Atualmente encontro-me a estagiar na Escola da Ponte, a primeira escola com contrato de autonomia em Portugal, extensivamente conhecida no âmbito nacional e internacional pela pedagogia inovadora e diferenciada, baseada em projecto e em mecanismos de cooperação e colaboração. Lá, desenvolvo investigação sobre como estes mecanismos de cooperação e colaboração estão implicados na construção de uma cultura escolar específica, complexificando alguns assuntos como a ideia de consenso e dissenso nas práticas artísticas ou os conflitos entre conceções educativas presentes na escola.


LV: Aparte do mestrado, como é que é a tua rotina no atelier? Estás a trabalhar nalguma série de pinturas de que nos possas já adiantar alguma coisa?

LA: A série que estou a desenvolver presentemente partiu de material recuperado em indústrias devolutas do Vale do Ave em 2018, como são exemplo objetos diversos da tecelagem (engrenagens e correntes de distribuição), algodão, imagens fotográficas e relatos de ex-operários. Esses elementos encontrados por meio de uma espécie de arqueologia industrial, ao deixarem de ser signos mudos e ao passarem a constituir indícios fantasmagóricos, objetos reaparecidos e visibilizados, possibilitaram e estimularam uma investigação, um resgate e uma releitura das memórias não oficiais, de certo modo, contra-hegemónicas, centrada por um lado na ficcionalidade própria que advém de um surgimento aleatório e anacrónico destes materiais e, por outro lado, sustentada em depoimentos e testemunhos de primeira-pessoa, de intervenientes diretos, de atores anónimos que ajudam a relocalizar a importância das memórias pessoais e das identidades dentro da comunidade.
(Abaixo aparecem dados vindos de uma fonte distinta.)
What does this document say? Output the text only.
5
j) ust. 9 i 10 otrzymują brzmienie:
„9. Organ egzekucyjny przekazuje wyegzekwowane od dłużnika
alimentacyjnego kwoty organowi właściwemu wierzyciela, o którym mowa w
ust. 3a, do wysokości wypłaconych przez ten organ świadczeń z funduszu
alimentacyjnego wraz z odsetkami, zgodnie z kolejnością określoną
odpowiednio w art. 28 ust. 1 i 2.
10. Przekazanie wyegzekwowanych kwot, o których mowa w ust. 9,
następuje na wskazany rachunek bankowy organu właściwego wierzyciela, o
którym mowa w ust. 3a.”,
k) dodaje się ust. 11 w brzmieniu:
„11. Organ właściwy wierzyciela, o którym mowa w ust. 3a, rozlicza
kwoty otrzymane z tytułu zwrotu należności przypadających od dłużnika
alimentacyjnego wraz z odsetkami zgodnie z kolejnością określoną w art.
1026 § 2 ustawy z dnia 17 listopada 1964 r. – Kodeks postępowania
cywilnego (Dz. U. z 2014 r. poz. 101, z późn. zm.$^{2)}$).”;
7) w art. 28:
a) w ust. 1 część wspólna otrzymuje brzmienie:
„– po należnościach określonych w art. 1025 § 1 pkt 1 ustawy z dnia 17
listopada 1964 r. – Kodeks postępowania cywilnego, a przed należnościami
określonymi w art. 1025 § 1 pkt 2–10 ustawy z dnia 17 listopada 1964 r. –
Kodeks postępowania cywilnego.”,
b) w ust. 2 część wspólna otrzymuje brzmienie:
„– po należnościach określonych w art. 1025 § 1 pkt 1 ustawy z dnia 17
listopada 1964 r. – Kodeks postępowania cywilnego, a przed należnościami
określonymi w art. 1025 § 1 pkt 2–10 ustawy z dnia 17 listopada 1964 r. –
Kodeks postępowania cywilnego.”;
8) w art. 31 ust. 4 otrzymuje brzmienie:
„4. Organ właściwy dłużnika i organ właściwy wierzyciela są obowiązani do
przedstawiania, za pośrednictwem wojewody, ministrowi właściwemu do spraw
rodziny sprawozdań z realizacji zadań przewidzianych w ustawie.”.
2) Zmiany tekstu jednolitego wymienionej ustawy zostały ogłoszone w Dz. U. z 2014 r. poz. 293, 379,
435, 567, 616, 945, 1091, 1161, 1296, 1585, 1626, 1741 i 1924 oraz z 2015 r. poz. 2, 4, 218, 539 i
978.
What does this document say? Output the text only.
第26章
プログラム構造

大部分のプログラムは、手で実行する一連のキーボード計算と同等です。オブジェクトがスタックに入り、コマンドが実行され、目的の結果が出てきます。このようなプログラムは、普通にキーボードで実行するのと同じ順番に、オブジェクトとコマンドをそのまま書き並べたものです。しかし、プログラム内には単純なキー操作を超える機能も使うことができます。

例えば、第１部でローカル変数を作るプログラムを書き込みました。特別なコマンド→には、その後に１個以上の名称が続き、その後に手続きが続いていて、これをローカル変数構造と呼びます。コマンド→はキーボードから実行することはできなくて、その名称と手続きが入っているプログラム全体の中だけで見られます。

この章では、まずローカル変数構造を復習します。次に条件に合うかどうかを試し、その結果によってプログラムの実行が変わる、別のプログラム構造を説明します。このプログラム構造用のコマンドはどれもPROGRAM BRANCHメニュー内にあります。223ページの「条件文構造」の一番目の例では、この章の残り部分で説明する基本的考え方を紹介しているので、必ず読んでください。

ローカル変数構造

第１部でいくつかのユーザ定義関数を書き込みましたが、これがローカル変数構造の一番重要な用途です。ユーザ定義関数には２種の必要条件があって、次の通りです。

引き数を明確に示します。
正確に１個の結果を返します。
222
Através dos relatos, foi constatada uma relação primordial, de interdependência, entre o surgimento da indústria algodoeira do Vale do Ave desde o deslocamento da indústria portuense nos meados do séc. XIX e sua expansão, crescimento e crises, com a exploração dos territórios brasileiros, angolanos e moçambicanos, donde advinha a maior parte da matéria prima. Esta interseccionalidade entre territórios, baseada sobretudo na troca comercial do algodão, estabeleceu uma ponte concreta entre a investigação no Vale do Ave e outras duas investigações que vinha a trabalhar até agora, fundamentada em imagens fotográficas das colónias e da ditadura portuguesa. Assim, ao contrário de uma investigação convencional na qual se parte do todo para o particular, aqui, inversamente, parti do específico (objetos, fotografias e relatos) para encontrar uma história geral de correlação, de tensões, coerções e poderes.
O resultado final, pressuponho, utilizará de um aglomerado de materialidades e atravessará várias linguagens como a pintura (que tenho trabalhado com mais regularidade), a instalação, o vídeo e a literatura.